Last Thanksgiving, French publisher Ubisoft--unburdened by Turkey-gorging duties--issued a robust earnings report for the six months ended September 30, 2008. As part of that earnings release, the company confirmed that it was working on a follow-up to Assassin's Creed, which has sold an estimated 5 million units worldwide. Later rumors had the game forgoing the original's medieval Middle Eastern setting for Revolutionary France.
Today, as part of another healthy financial report, Ubisoft referred to Assassin's Creed 2 by name, declaring that it will ship sometime during the 12 months ending March 31, 2010. Given that the first game was one of Ubisoft's tent-pole holiday 2007 games, a Q4 2009 launch looks likely.
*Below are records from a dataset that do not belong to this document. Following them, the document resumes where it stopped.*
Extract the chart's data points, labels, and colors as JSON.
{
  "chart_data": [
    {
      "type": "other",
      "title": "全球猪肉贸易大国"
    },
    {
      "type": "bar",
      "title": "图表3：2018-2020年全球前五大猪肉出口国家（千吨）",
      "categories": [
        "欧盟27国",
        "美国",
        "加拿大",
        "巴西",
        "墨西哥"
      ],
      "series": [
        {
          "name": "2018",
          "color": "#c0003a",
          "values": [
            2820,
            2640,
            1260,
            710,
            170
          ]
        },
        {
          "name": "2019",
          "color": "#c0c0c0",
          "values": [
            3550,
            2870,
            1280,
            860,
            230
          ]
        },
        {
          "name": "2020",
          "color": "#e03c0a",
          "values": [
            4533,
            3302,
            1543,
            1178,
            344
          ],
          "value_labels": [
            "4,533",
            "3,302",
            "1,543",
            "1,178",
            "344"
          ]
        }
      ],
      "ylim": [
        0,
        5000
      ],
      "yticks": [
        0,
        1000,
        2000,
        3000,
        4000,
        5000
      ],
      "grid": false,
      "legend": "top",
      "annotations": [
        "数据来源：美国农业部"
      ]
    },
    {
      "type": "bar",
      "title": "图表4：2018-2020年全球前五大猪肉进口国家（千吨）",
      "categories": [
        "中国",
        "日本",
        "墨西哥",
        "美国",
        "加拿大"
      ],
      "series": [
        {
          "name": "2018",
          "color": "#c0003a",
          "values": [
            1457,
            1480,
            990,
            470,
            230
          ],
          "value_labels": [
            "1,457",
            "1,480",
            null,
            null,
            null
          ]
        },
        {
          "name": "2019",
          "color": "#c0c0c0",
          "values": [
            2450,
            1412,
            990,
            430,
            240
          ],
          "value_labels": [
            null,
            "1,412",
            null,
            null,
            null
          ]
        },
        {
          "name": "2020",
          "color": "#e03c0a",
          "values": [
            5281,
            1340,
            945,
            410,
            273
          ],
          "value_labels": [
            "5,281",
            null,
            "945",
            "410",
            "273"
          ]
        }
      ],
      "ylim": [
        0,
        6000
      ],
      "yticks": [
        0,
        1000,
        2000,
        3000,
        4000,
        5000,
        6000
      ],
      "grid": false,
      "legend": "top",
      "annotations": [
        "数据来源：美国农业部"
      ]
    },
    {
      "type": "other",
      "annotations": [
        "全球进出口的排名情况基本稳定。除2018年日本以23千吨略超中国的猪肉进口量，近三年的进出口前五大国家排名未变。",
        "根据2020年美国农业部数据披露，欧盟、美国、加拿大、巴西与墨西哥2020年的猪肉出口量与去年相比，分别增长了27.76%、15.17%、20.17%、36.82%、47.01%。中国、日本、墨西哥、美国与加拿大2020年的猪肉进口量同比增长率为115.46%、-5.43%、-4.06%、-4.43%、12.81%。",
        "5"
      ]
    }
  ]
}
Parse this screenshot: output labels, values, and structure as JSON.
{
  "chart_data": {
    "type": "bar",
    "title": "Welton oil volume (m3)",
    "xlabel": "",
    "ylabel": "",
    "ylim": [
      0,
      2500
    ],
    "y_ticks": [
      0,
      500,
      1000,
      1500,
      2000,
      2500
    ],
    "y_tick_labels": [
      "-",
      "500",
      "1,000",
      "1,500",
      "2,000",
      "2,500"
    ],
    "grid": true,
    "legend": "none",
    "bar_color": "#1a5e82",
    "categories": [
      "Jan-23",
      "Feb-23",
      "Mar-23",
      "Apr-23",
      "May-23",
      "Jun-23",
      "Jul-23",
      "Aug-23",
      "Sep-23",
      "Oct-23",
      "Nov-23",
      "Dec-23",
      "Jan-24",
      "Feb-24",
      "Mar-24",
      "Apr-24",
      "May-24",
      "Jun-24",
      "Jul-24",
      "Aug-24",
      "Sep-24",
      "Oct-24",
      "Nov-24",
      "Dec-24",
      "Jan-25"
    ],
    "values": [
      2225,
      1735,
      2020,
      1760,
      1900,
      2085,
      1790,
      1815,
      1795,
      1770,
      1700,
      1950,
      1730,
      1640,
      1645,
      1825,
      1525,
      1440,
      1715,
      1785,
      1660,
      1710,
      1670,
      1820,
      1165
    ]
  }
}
Ubisoft's next fiscal year will also see a sequel to the popular high-tech shooter Tom Clancy's Ghost Recon Advanced Warfighter 2, originally released in March 2007.
"Our [fiscal year 2009-10] lineup comprises several potential blockbusters with the launch of seven franchises, including Assassin's Creed , Splinter Cell [Conviction], and a new Ghost Recon, as well as four license-based games including James Cameron's Avatar, three new brands, and a further-enhanced casual-games portfolio," crowed Ubisoft CEO Yves Guillemot. "Although we have to be cautious in light of the current economic environment, we expect Ubisoft to once again be one of the most dynamic and profitable publishers in the games industry in [calendar year] 2009." Ubisoft also said it would launch four movie-license-based titles during the year, including one based on the Teenage Mutant Ninja Turtles.
[UPDATE] Initially, the new Ghost Recon was presumed to be a third Ghost Recon Advanced Warfighter game. However, since the publication of this story, GameSpot has learned the project in question will be an all-new game in the Tom Clancy series, not a sequel to the popular GRAWs.
Unfortunately, the excitement generated by the Assassin's Creed 2 and Ghost Recon revelations was tempered somewhat by confirmation of a major delay. I Am Alive, the multiplatform horror-survival game that was the centerpiece of Ubisoft's E3 2008 presentation, "will require further development time and will now bolster the lineup for 2009-10," the company said. Previously, it was expected to arrive for the Xbox 360 and PlayStation 3 this spring.